I recently participated in the PRSA New Pros Brown Bag discussion “What PR Bosses Wish Their New PR Pros Would Do But Won’t Tell Them” led by Michael Smart.
Well, that’s not the case. The point Smart was really trying to drive home is not that your boss is keeping secrets and playing mind games to see how you react (at least most of them are not) . Rather, as a new pro, it is our responsibility to be proactive and not wait for our bosses to tell us what we should – or should not – be doing.
Of course, the “correct” way varies from person to person, agency to agency, boss to boss. During the course of our careers, we will meet micro-managers, macro-managers, supervisors for PR, supervisors that will never understand PR, coworkers we will butt heads with and those we will want to be our best friends. The first few years of your career will teach you how to deal with every walk of life and how to create your own identity.
Unfortunately for millennials – who now largely make up the young professional demographic – their identities have already been etched in many hiring managers’ and supervisors’ minds.

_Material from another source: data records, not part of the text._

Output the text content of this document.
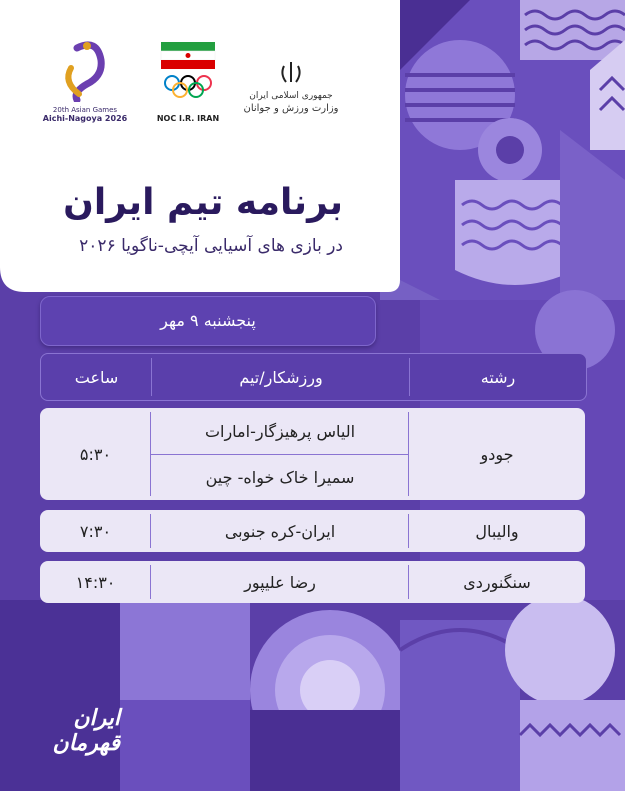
20th Asian Games
Aichi-Nagoya 2026	NOC I.R. IRAN
جمهوری اسلامی ایران
وزارت ورزش و جوانان
برنامه تیم ایران
در بازی های آسیایی آیچی-ناگویا ۲۰۲۶
پنجشنبه ۹ مهر
رشته
ورزشکار/تیم
ساعت
جودو
الیاس پرهیزگار-امارات
سمیرا خاک خواه- چین
۵:۳۰
والیبال
ایران-کره جنوبی
۷:۳۰
سنگنوردی
رضا علیپور
۱۴:۳۰
ایران قهرمان
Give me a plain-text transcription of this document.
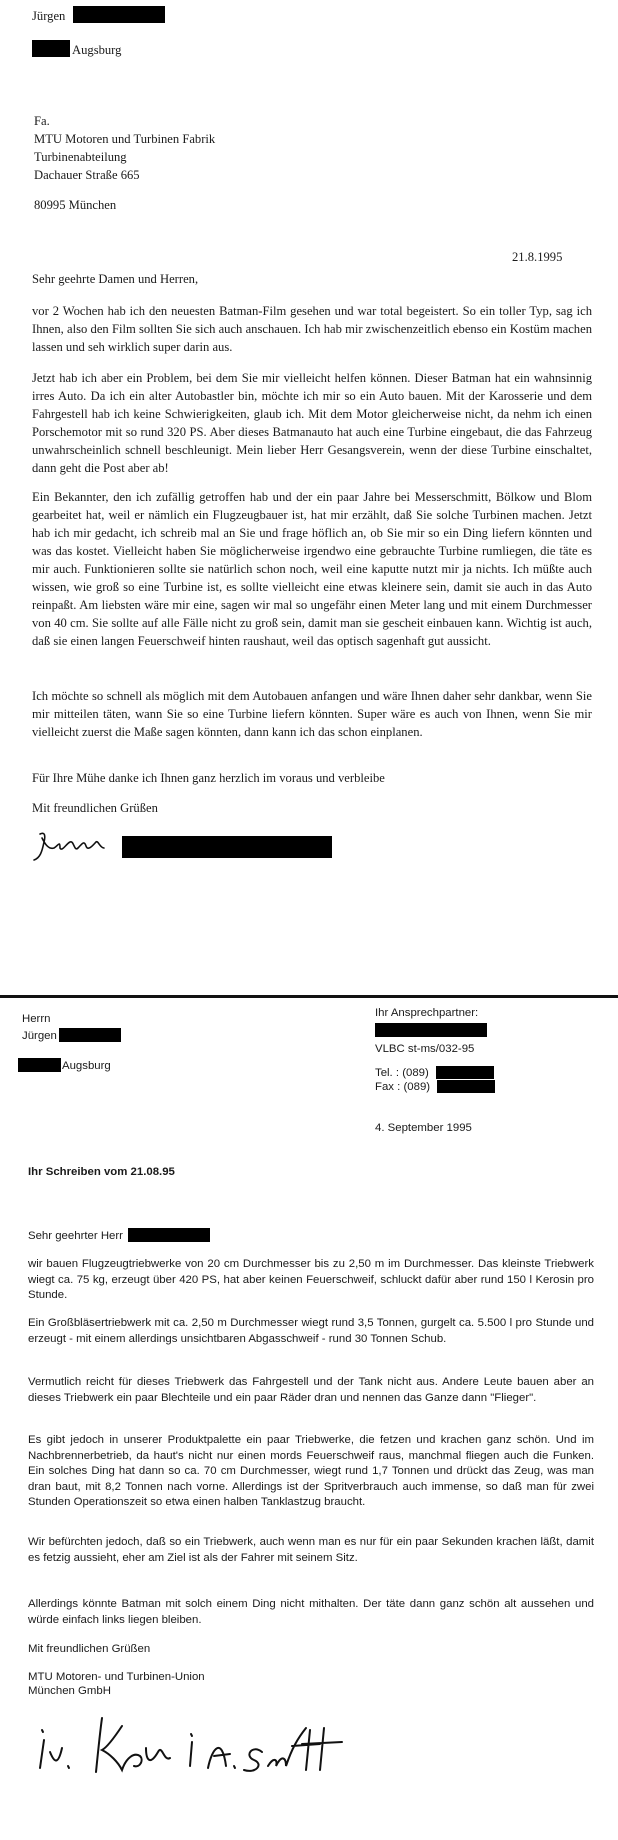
Jürgen
Augsburg
Fa.
MTU Motoren und Turbinen Fabrik
Turbinenabteilung
Dachauer Straße 665
80995 München
21.8.1995
Sehr geehrte Damen und Herren,

vor 2 Wochen hab ich den neuesten Batman-Film gesehen und war total begeistert. So ein toller Typ, sag ich Ihnen, also den Film sollten Sie sich auch anschauen. Ich hab mir zwischenzeitlich ebenso ein Kostüm machen lassen und seh wirklich super darin aus.

Jetzt hab ich aber ein Problem, bei dem Sie mir vielleicht helfen können. Dieser Batman hat ein wahnsinnig irres Auto. Da ich ein alter Autobastler bin, möchte ich mir so ein Auto bauen. Mit der Karosserie und dem Fahrgestell hab ich keine Schwierigkeiten, glaub ich. Mit dem Motor gleicherweise nicht, da nehm ich einen Porschemotor mit so rund 320 PS. Aber dieses Batmanauto hat auch eine Turbine eingebaut, die das Fahrzeug unwahrscheinlich schnell beschleunigt. Mein lieber Herr Gesangsverein, wenn der diese Turbine einschaltet, dann geht die Post aber ab!

Ein Bekannter, den ich zufällig getroffen hab und der ein paar Jahre bei Messerschmitt, Bölkow und Blom gearbeitet hat, weil er nämlich ein Flugzeugbauer ist, hat mir erzählt, daß Sie solche Turbinen machen. Jetzt hab ich mir gedacht, ich schreib mal an Sie und frage höflich an, ob Sie mir so ein Ding liefern könnten und was das kostet. Vielleicht haben Sie möglicherweise irgendwo eine gebrauchte Turbine rumliegen, die täte es mir auch. Funktionieren sollte sie natürlich schon noch, weil eine kaputte nutzt mir ja nichts. Ich müßte auch wissen, wie groß so eine Turbine ist, es sollte vielleicht eine etwas kleinere sein, damit sie auch in das Auto reinpaßt. Am liebsten wäre mir eine, sagen wir mal so ungefähr einen Meter lang und mit einem Durchmesser von 40 cm. Sie sollte auf alle Fälle nicht zu groß sein, damit man sie gescheit einbauen kann. Wichtig ist auch, daß sie einen langen Feuerschweif hinten raushaut, weil das optisch sagenhaft gut aussicht.

Ich möchte so schnell als möglich mit dem Autobauen anfangen und wäre Ihnen daher sehr dankbar, wenn Sie mir mitteilen täten, wann Sie so eine Turbine liefern könnten. Super wäre es auch von Ihnen, wenn Sie mir vielleicht zuerst die Maße sagen könnten, dann kann ich das schon einplanen.

Für Ihre Mühe danke ich Ihnen ganz herzlich im voraus und verbleibe

Mit freundlichen Grüßen
Herrn
Jürgen
Augsburg
Ihr Ansprechpartner:
VLBC st-ms/032-95
Tel. : (089)
Fax : (089)
4. September 1995
Ihr Schreiben vom 21.08.95
Sehr geehrter Herr

wir bauen Flugzeugtriebwerke von 20 cm Durchmesser bis zu 2,50 m im Durchmesser. Das kleinste Triebwerk wiegt ca. 75 kg, erzeugt über 420 PS, hat aber keinen Feuerschweif, schluckt dafür aber rund 150 l Kerosin pro Stunde.

Ein Großbläsertriebwerk mit ca. 2,50 m Durchmesser wiegt rund 3,5 Tonnen, gurgelt ca. 5.500 l pro Stunde und erzeugt - mit einem allerdings unsichtbaren Abgasschweif - rund 30 Tonnen Schub.

Vermutlich reicht für dieses Triebwerk das Fahrgestell und der Tank nicht aus. Andere Leute bauen aber an dieses Triebwerk ein paar Blechteile und ein paar Räder dran und nennen das Ganze dann "Flieger".

Es gibt jedoch in unserer Produktpalette ein paar Triebwerke, die fetzen und krachen ganz schön. Und im Nachbrennerbetrieb, da haut's nicht nur einen mords Feuerschweif raus, manchmal fliegen auch die Funken. Ein solches Ding hat dann so ca. 70 cm Durchmesser, wiegt rund 1,7 Tonnen und drückt das Zeug, was man dran baut, mit 8,2 Tonnen nach vorne. Allerdings ist der Spritverbrauch auch immense, so daß man für zwei Stunden Operationszeit so etwa einen halben Tanklastzug braucht.

Wir befürchten jedoch, daß so ein Triebwerk, auch wenn man es nur für ein paar Sekunden krachen läßt, damit es fetzig aussieht, eher am Ziel ist als der Fahrer mit seinem Sitz.

Allerdings könnte Batman mit solch einem Ding nicht mithalten. Der täte dann ganz schön alt aussehen und würde einfach links liegen bleiben.

Mit freundlichen Grüßen
MTU Motoren- und Turbinen-Union
München GmbH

Millennials are known for acting privileged, misplacing priorities and all around feeling overqualified for many of the jobs available to them post-college. It’s a sad truth, but, according to Smart, it is the truth. He was recently a part of a human resources discussion in which “dealing with millennials” was addressed, citing these flaws.
While far from being fair, New Pros need to break this stereotype and show their bosses that they are the real deal. Some advice:
- Always error on the side of professionalism. Perhaps the biggest difference in the latest generation to enter the work force and its predecessors is that millennials are comfortable having public lives, that is, are more likely to share personal information on public social networks. If ever in doubt if something is SFW, don’t risk it, don’t post it.
- Be accountable. Own all your projects no matter what obstacles you encounter. Don’t bring the obstacles to your boss until you have solutions you can propose.
- Brag. Really. Show off your accomplishments, finished work and prove your worth. Remember- it’s about the results.
- You want your boss to NOT think about you – the employees he or she is thinking about are the ones he or she is worried about. You want to be able to let your boss leave early on a Friday before a three-day weekend with the confidence that you are holding everything down.
Lastly, if you have any concerns within your position, schedule a time to talk with your boss. Write down all your concerns, goals and ideas. Just be sure to be as quick and convenient as possible, accommodating others first.